Les tableaux, comme à l’accoutumée, ne portent pas chacun un titre. Ils sont réunis par une orientation commune. Cet ensemble est ainsi nommé, « Une scène très différente se déroule derrière la cloison ». Une autre scène ? Une scène originaire ? Peut-être. Jo Vargas n’a-t-elle pas peint plusieurs tableaux où le visage de Delacroix est imbriqué dans le tapis qui recouvrait le divan de Freud ? Mais je n’irai pas chercher derrière cette cloison. Interrogée, je l’avoue, l’artiste me répond : « Cette phrase, je l’ai recueillie, au bonheur la chance, dans le Journal de Virginia Woolf. »
Des images fondatrices, des regard échangés, comme cet échange constant avec Virginia Woolf, c’est là la constitution de Jo Vargas, composition de mémoire, de posture, d’infinie reprise, avec on ne sait quoi à l’arrivée – de quoi ? de qui ?
Beaucoup de séries sont fondées en présence d’un personnage, comme un donateur, une tête présente, au vif et énigmatique. Ce fut dans les séries précédentes Gombrovitcz, Mahler, Delacroix et d’autres, célèbres et reconnaissables.
Ce n’est pas tout à fait le cas dans les séries d’aujourd’hui. Certes, encore Delacroix – la photo de Carjat – mais parmi des traits, à l’origine sans doute issus du fusain, que Jo Vargas appelle des herses. Elles marquent, me semble-t-il, des territoires occultés, plus qu’ouverts et qui restent à explorer, qui en donnent le désir.
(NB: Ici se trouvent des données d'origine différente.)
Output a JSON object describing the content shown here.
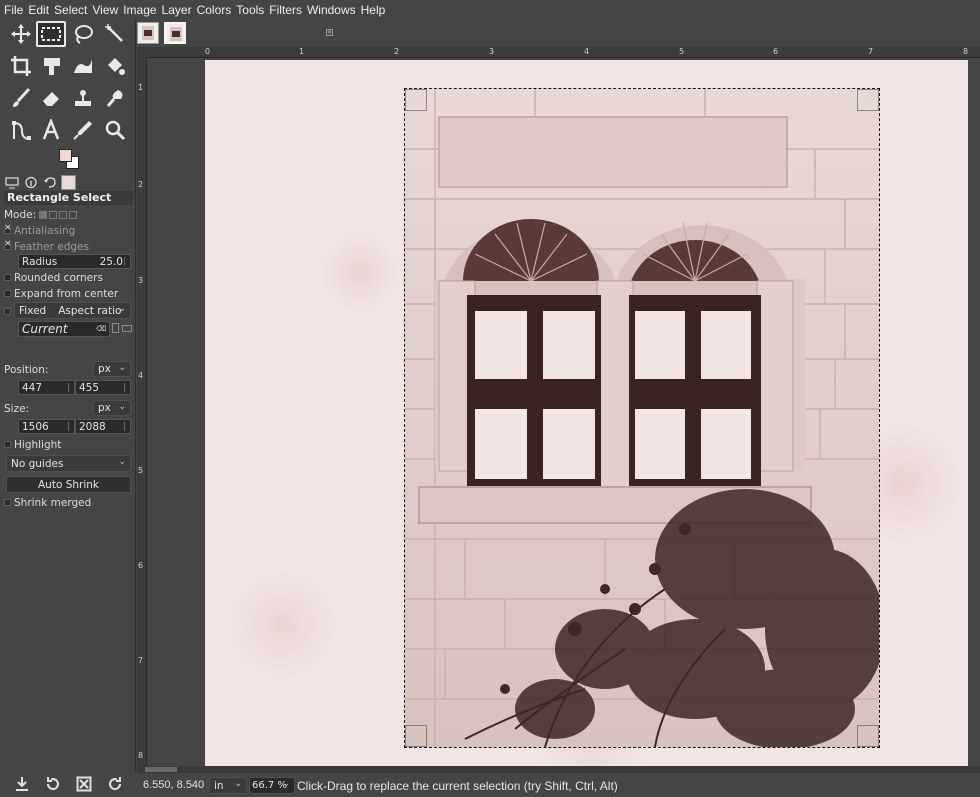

Delacroix, curieusement, paraît lié au territoire du Radeau de la Méduse, autant labouré par Jo Vargas qu’il ne l’avait été par Géricault lui-même. Entre Delacroix et Géricault, six ou sept ans et l’apprentissage fait par le plus jeune chez le maître qui le prit même comme personnage de son grand tableau en cours. Pas de portrait de Géricault dans tout Vargas. Il est là par détour, par les membres, par les corps, les plis des vêtements, la nudité. Jo Vargas tranche, recoupe, démembre à nouveau, remembre dans ces compositions autour de corps morcelés. Nous n’avons pas la clef de cette « parade sauvage ». À peine nous serait donnée la clef de deux personnages identifiables : Marcel Duchamp masqué en 1921 en Rose Sélavy dont le regard nous atteint. Et Robert Schumann, le musicien devenu fou, d’amours, de musiques.
Deux voies ouvertes : l’œuvre de Duchamp qui a bouleversé un ordre. Comme Jo Vargas qui du Radeau de la Méduse, mis en pièces, tend vers nous, et vers je ne sais quoi, des mains vivantes. La présence de Duchamp m’a surpris, pourtant rien qui ne soit conforme aux attentes de la part de celui qui a écrit, dans la Mariée mise à nu :
« La voiture désire de plus en plus haut de la montée, et tout en accélérant lentement, comme fatiguée d’espoir, elle répète ses coups de moteur réguliers à une vitesse de plus en plus grande jusqu’au ronflement triomphal. »
Les herses de Jo Vargas sont à claire-voie.